Case Name: Hugo Schuster, an Infant, by Johanna Schuster, His Guardian ad Litem, Respondent, v. Forty-second Street, Manhattanville and St. Nicholas Avenue Railway Company, Appellant (Originally Impleaded with The City of New York)
Court: New York Supreme Court, Appellate Division
Jurisdiction: New York
Decision Date: 1907-03-08
Citations: 118 A.D. 197
Docket Number: 
Parties: Hugo Schuster, an Infant, by Johanna Schuster, His Guardian ad Litem, Respondent, v. Forty-second Street, Manhattanville and St. Nicholas Avenue Railway Company, Appellant (Originally Impleaded with The City of New York).
Judges: 
Reporter: Appellate Division Reports
Volume: 118
Pages: 197–204

Head Matter:
Hugo Schuster, an Infant, by Johanna Schuster, His Guardian ad Litem, Respondent, v. Forty-second Street, Manhattanville and St. Nicholas Avenue Railway Company, Appellant (Originally Impleaded with The City of New York).
First Department,
March 8, 1907.
Negligence — failure of railroad, to repair pavement adjoining tracks — when liable for injuries caused thereby.
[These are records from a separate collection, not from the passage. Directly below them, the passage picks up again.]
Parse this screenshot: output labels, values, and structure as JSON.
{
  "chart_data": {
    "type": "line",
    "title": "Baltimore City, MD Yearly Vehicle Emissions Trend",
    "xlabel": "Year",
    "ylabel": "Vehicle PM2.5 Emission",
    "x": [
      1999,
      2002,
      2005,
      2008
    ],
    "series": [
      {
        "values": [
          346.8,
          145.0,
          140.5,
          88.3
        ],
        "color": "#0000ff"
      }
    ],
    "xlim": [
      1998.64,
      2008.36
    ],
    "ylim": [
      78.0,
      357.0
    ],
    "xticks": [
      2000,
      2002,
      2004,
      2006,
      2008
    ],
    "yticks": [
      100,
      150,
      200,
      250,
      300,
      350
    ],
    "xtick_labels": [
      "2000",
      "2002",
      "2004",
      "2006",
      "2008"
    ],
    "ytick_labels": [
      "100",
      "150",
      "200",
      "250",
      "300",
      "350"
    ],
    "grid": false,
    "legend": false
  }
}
A railroad is liable for injuries received by reason of its failure to repair the pavement between its tracks and for two feet in width outside its tracks as required by section 98 of the General Railroad Law, irrespective of whether any request or demand for such repair has been made by the local authorities. Ingraham and McLaughlin, JJ., dissented, with opinion.
Appeal by the defendant, the Forty-second Street, Manhattan-ville and St. Nicholas Avenue Railway Company, from a judgment of the Supreme Court iq favor of the plaintiff, entered in the office of the clerk of the county of New .York on the 31st day of May, 1906, upon the verdict of a jury for $2,500, and also from an order entered in said clerk’s office on the 27th day of May, 1906, denying the defendant’s motion for a new trial made upon the minutes.
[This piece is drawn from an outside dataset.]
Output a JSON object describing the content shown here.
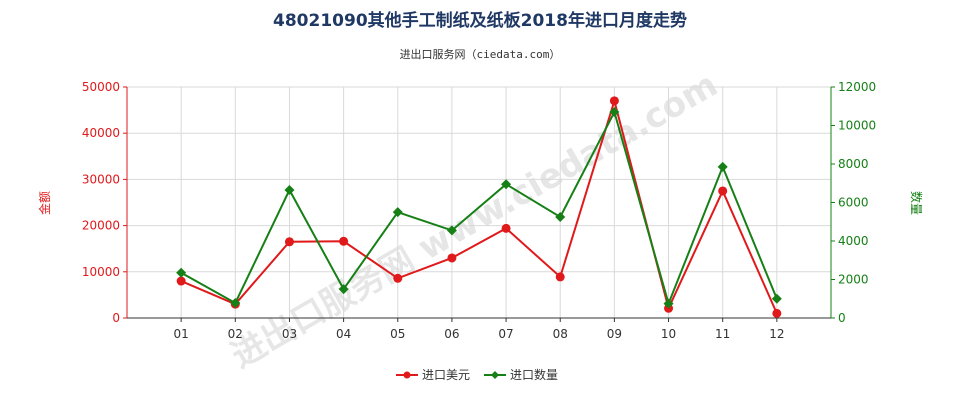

Charles F. Brown, for the appellant.
F. Lothard McClure, for the respondent.

Opinion:
Scott, J.:
The only question necessary to be considered on this appeal is whether or not section 98 of the Railroad Law imposes a duty upon a street surface railroad company to keep in permanent repair the pavement between its tracks and two feet in width outside its tracks, irrespective of any request or demand on the part of the local authorities. The defendant's position is that no such duty is imposed unless and until the company is required by the local authorities to make repairs. The contrary appears to have been held in Conway v. City of Rochester (157 N. Y. 38) and Doyle v. City of New York (58 App. Div. 588). Upon the authority of these cases the judgment should be affirmed, with costs.
i
Patterson, P. J., and Clarke, J., concurred; Ingraham and McLaughlin, JJ., dissented.
Laws of 1890, chap. 565, as amd. by Laws of 1892, chap. 676.— [Rep.